Governo tenta barrar proposta da ANP para venda fracionada de gás
O Ministério de Minas e Energia contesta mudanças da ANP na venda de GLP, citando riscos à segurança do consumidor e ao controle do setor.
Pontos principais
- O MME enviou ofício à ANP questionando a revisão das regras de comercialização do GLP.
- O governo aponta riscos à rastreabilidade dos botijões e à segurança do consumidor.
- Estudo da USP alerta para a possível infiltração de organizações criminosas no mercado.
- O setor de GLP é concentrado, com cinco empresas detendo 96% do mercado nacional.
- O Sindigás afirma que a exclusividade de marca é essencial para garantir a segurança.

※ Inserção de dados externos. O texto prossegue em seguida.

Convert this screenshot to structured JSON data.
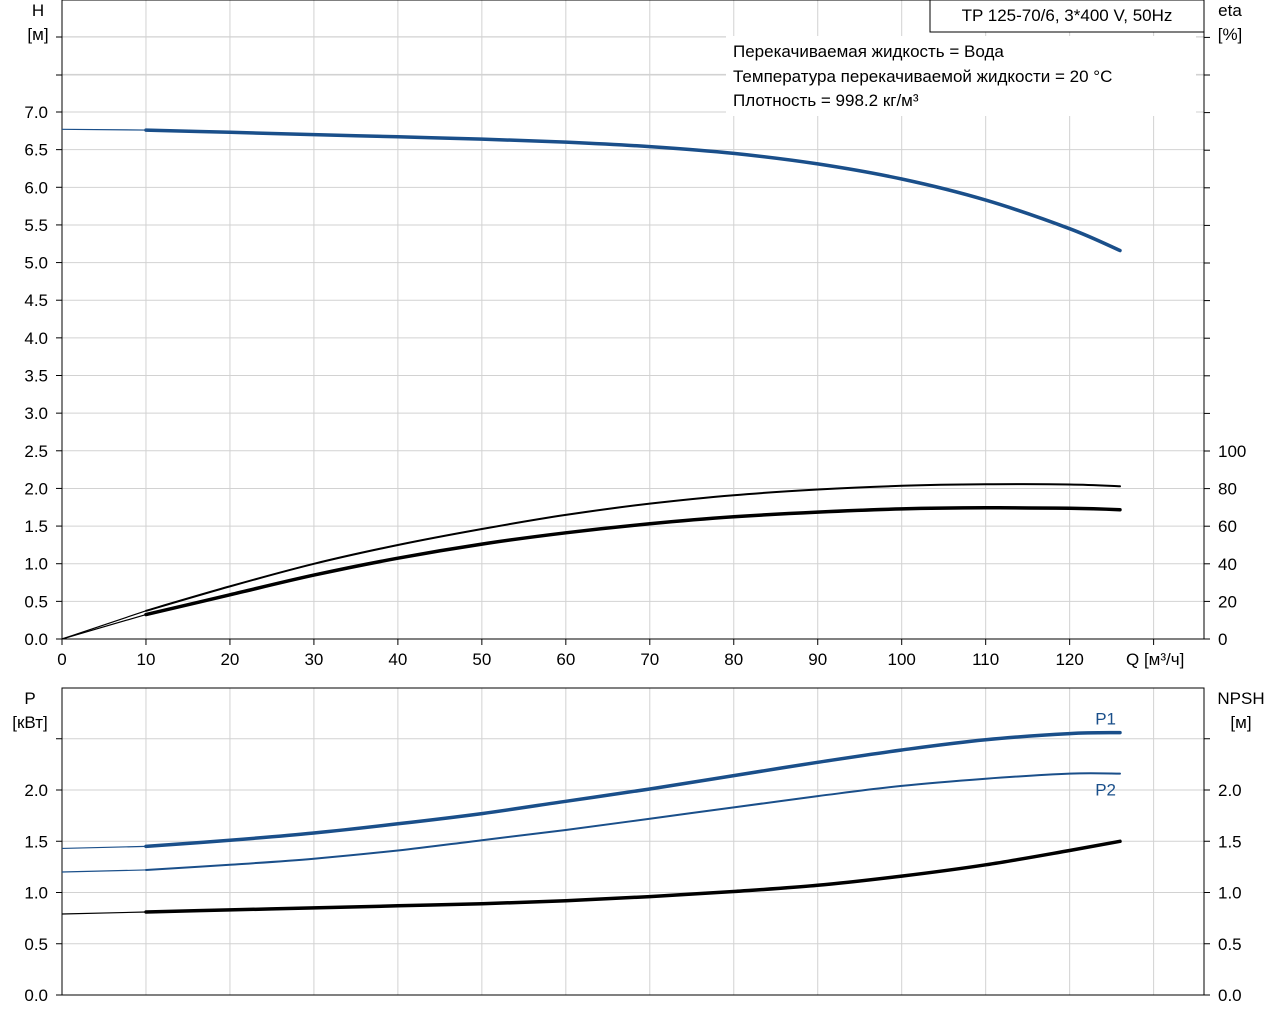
{
  "info": {
    "title": "TP 125-70/6, 3*400 V, 50Hz",
    "lines": [
      "Перекачиваемая жидкость = Вода",
      "Температура перекачиваемой жидкости = 20 °C",
      "Плотность = 998.2 кг/м³"
    ]
  },
  "colors": {
    "blue": "#1a4f8a",
    "black": "#000000",
    "grid": "#d2d2d2"
  },
  "chart_data": [
    {
      "type": "line",
      "id": "head-efficiency",
      "x_axis": {
        "label": "Q [м³/ч]",
        "range": [
          0,
          136
        ],
        "ticks": [
          0,
          10,
          20,
          30,
          40,
          50,
          60,
          70,
          80,
          90,
          100,
          110,
          120
        ]
      },
      "y_left": {
        "label": [
          "H",
          "[м]"
        ],
        "range": [
          0,
          7.5
        ],
        "ticks": [
          "0.0",
          "0.5",
          "1.0",
          "1.5",
          "2.0",
          "2.5",
          "3.0",
          "3.5",
          "4.0",
          "4.5",
          "5.0",
          "5.5",
          "6.0",
          "6.5",
          "7.0"
        ]
      },
      "y_right": {
        "label": [
          "eta",
          "[%]"
        ],
        "range": [
          0,
          100
        ],
        "ticks": [
          "0",
          "20",
          "40",
          "60",
          "80",
          "100"
        ]
      },
      "grid": true,
      "series": [
        {
          "axis": "left",
          "color": "blue",
          "width": 3.5,
          "x": [
            10,
            20,
            30,
            40,
            50,
            60,
            70,
            80,
            90,
            100,
            110,
            120,
            126
          ],
          "y": [
            6.76,
            6.73,
            6.7,
            6.67,
            6.64,
            6.6,
            6.54,
            6.45,
            6.31,
            6.11,
            5.83,
            5.45,
            5.16
          ],
          "lead_x": [
            0,
            10
          ],
          "lead_y": [
            6.77,
            6.76
          ]
        },
        {
          "axis": "right",
          "color": "black",
          "width": 2,
          "x": [
            10,
            20,
            30,
            40,
            50,
            60,
            70,
            80,
            90,
            100,
            110,
            120,
            126
          ],
          "y": [
            15,
            28,
            40,
            50,
            58.5,
            66,
            72,
            76.5,
            79.5,
            81.5,
            82.3,
            82.2,
            81.2
          ],
          "lead_x": [
            0,
            10
          ],
          "lead_y": [
            0,
            15
          ]
        },
        {
          "axis": "right",
          "color": "black",
          "width": 3.5,
          "x": [
            10,
            20,
            30,
            40,
            50,
            60,
            70,
            80,
            90,
            100,
            110,
            120,
            126
          ],
          "y": [
            13,
            23.5,
            34,
            43,
            50.5,
            56.5,
            61.3,
            65,
            67.5,
            69.2,
            69.8,
            69.5,
            68.8
          ],
          "lead_x": [
            0,
            10
          ],
          "lead_y": [
            0,
            13
          ]
        }
      ]
    },
    {
      "type": "line",
      "id": "power-npsh",
      "x_axis": {
        "range": [
          0,
          136
        ],
        "ticks": []
      },
      "y_left": {
        "label": [
          "P",
          "[кВт]"
        ],
        "range": [
          0,
          2.95
        ],
        "ticks": [
          "0.0",
          "0.5",
          "1.0",
          "1.5",
          "2.0"
        ]
      },
      "y_right": {
        "label": [
          "NPSH",
          "[м]"
        ],
        "range": [
          0,
          2.95
        ],
        "ticks": [
          "0.0",
          "0.5",
          "1.0",
          "1.5",
          "2.0"
        ]
      },
      "grid": true,
      "series": [
        {
          "name": "P1",
          "axis": "left",
          "color": "blue",
          "width": 3.5,
          "x": [
            10,
            20,
            30,
            40,
            50,
            60,
            70,
            80,
            90,
            100,
            110,
            120,
            126
          ],
          "y": [
            1.45,
            1.51,
            1.58,
            1.67,
            1.77,
            1.89,
            2.01,
            2.14,
            2.27,
            2.39,
            2.49,
            2.55,
            2.56
          ],
          "lead_x": [
            0,
            10
          ],
          "lead_y": [
            1.43,
            1.45
          ]
        },
        {
          "name": "P2",
          "axis": "left",
          "color": "blue",
          "width": 2,
          "x": [
            10,
            20,
            30,
            40,
            50,
            60,
            70,
            80,
            90,
            100,
            110,
            120,
            126
          ],
          "y": [
            1.22,
            1.27,
            1.33,
            1.41,
            1.51,
            1.61,
            1.72,
            1.83,
            1.94,
            2.04,
            2.11,
            2.16,
            2.16
          ],
          "lead_x": [
            0,
            10
          ],
          "lead_y": [
            1.2,
            1.22
          ]
        },
        {
          "axis": "right",
          "color": "black",
          "width": 3.5,
          "x": [
            10,
            20,
            30,
            40,
            50,
            60,
            70,
            80,
            90,
            100,
            110,
            120,
            126
          ],
          "y": [
            0.81,
            0.83,
            0.85,
            0.87,
            0.89,
            0.92,
            0.96,
            1.01,
            1.07,
            1.16,
            1.27,
            1.41,
            1.5
          ],
          "lead_x": [
            0,
            10
          ],
          "lead_y": [
            0.79,
            0.81
          ]
        }
      ]
    }
  ]
}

O Ministério de Minas e Energia (MME) enviou um ofício à Agência Nacional do Petróleo, Gás Natural e Biocombustíveis (ANP) para tentar barrar a revisão das normas de comercialização do gás liquefeito de petróleo (GLP). A proposta da agência, que inclui a venda fracionada de botijões e o fim da exclusividade de marcas, é vista pelo governo como uma ameaça à segurança do consumidor e à integridade do programa Gás do Povo. Além das preocupações operacionais, um estudo da USP indica que a flexibilização regulatória, sem a devida fiscalização, poderia facilitar a entrada de organizações criminosas no setor de distribuição. Atualmente, o mercado brasileiro de GLP é altamente concentrado, com cinco grandes empresas controlando cerca de 96% das operações. O Sindigás reforça que a marca das distribuidoras atua como um mecanismo central de rastreabilidade e segurança, criticando a falta de fundamentos econômicos nas mudanças sugeridas pela ANP.